History of the Jewish community of Quebec

In 1627, cardinal Richelieu, minister of the king of France, initiates a royal decree according to which Louis XIII bans all non-catholics from settling down in New France.

This edict aims at excluding the Jews and the Huguenots (Protestants) from colonization. Seventy years later, in 1695, Louis XIV, on recommendation of intendant Colbert, his financial counselor, confirms these restrictions and declare the Catholicism the only religion in the territory of France and its colonies. The Jews and the Huguenots (Protestants) are not allowed to enter New France anymore.

This situation only begins to change in the 18th century. The first Jew, Mme Esther Brandeau, arrives and settles in New France in 1738. In fact, this young woman was dressed up as a boy and introduced herself Jacques La Fargue. She was uncovered and invited to become converted to Catholicism. Mme Esther Brandeau refuses and she’s ordered to be deported.

She claims not having money to pay her trip back and, as the colony doesn’t want to create a precedent of paying the voyage with its resources, Esther Brandeau stays in Quebec for some time. Finally, she’s taken back to France at the expense of king Louis XIV. We don’t affirm that was the beginning of the Jewish community in New France, nevertheless, it was the first case. After the fall of the French government in New France there were still no representatives of Jewish community in Canada whereas there were 3 000 Jews among the British colonists in New England.
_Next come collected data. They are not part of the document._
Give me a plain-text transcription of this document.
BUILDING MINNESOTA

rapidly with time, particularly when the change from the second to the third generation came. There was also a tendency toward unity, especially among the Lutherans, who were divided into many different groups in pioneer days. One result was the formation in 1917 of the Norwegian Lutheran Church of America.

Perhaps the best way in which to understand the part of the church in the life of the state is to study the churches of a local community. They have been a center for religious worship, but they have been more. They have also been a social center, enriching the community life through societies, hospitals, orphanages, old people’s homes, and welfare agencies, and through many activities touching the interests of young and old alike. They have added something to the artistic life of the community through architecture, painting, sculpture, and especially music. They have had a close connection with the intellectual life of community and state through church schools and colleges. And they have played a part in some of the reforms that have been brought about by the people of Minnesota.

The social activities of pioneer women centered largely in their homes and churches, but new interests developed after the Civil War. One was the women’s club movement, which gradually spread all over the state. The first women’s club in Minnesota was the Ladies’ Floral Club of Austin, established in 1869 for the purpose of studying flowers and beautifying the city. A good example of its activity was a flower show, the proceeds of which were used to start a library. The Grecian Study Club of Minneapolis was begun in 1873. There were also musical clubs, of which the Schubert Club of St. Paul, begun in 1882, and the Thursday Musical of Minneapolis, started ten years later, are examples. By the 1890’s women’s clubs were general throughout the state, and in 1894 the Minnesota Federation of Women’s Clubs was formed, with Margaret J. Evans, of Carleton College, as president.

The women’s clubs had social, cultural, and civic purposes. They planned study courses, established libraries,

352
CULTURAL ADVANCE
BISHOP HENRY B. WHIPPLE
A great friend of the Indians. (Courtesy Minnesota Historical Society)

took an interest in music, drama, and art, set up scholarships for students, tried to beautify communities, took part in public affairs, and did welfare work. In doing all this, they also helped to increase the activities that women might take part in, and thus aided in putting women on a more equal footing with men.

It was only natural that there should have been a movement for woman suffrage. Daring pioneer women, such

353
In 1763 Mr. Lazarus David and his wife Phoebe settle in Montreal and on October 14, 1764 was born David David, the first Jew to be born in the province of Quebec. Five years later, in 1768, the Jews of Spanish and Portuguese origin coming to Montreal founded the first synagogue in Canada. It was a Sephardi synagogue. On October 22, 1776, David Lazarus is buried in Montreal and the first Jewish cemetery in North America is open at the corner of Saint-Janvier street (now La Gauchetière street) and Saint-François-de-Sales street (now Peel street).

A year later the first synagogue opens in Quebec city at the corner of Saint-Jacques and Notre-Dame streets. From this moment, the Jews played an important role in the country. The first important appointment of a Jew to a public position post  was in 1790, when John Franks took responsibilities of the Chief of the Fire brigade of Quebec city.

This appointment was all the more important because of devastation caused by fires at the time when the majority of buildings were made of wood. In 1806 the number of Jews in Canada reaches 100 people and in 1807, Mr. Ezechiel Hart is elected deputy of Trois-Rivières in the Chamber of the Assembly of Lower Canada. However, he’s not authorized to sit in the Chamber of the Assembly because the Jews are not allowed to be elected deputies in the British Empire. Ezechiel Hart doesn’t give up and the citizens of Trois-Rivières re-elect him again! Nevertheless, the government persists in not recognizing his right to be a deputy. Only in 1832, at the suggestion of deputy John Neilson and with the backing of Louis-Joseph Papineau, the Jews were granted all the rights and privileges the citizens of Lower Canada had benefited from, including the right to sit as deputy.

One of the most famous Jews of Quebec was Mr. Moses Judah Hays (or Hayes), born in Montréal in 1789. He designs and builds aqueduct in Montréal in 1833 and also builds a spacious theater in 1848. In recognition of his continuous services to the municipality he was appointed Chief of Municipal Police in 1845. He assumed these responsibilities for 16 years until his decease in 1861. At the end of the 19th century, in1897, the Canadian Jewish Times, the first Jewish newspaper in English edited in Montreal by Hirsch Wolofsky, was published for the first time.

Ten years later, the first Jewish library in Canada opens in Montreal. In 1913, le Canada has 60 000 Jews. In 1934, the 250-bed Jewish General Hospital of Montreal opens at the corner of Côte-des-Neiges and Côte-Sainte-Catherine streets (this institution is open to all sick people regardless of their race, religion or origine).

During the World War II (1939-1945), 16 680 Canadian Jews served in the Canadian Armed Forces out of which 10 440 were in the land forces, 5 870 in aviation and 570 in the navy. 421 Jews perished in combat including 104 Jews from Quebec.

This is, in short, the history of the Jewish community in Quebec but it’s impossible to mention all the important facts of it in such a brief summary.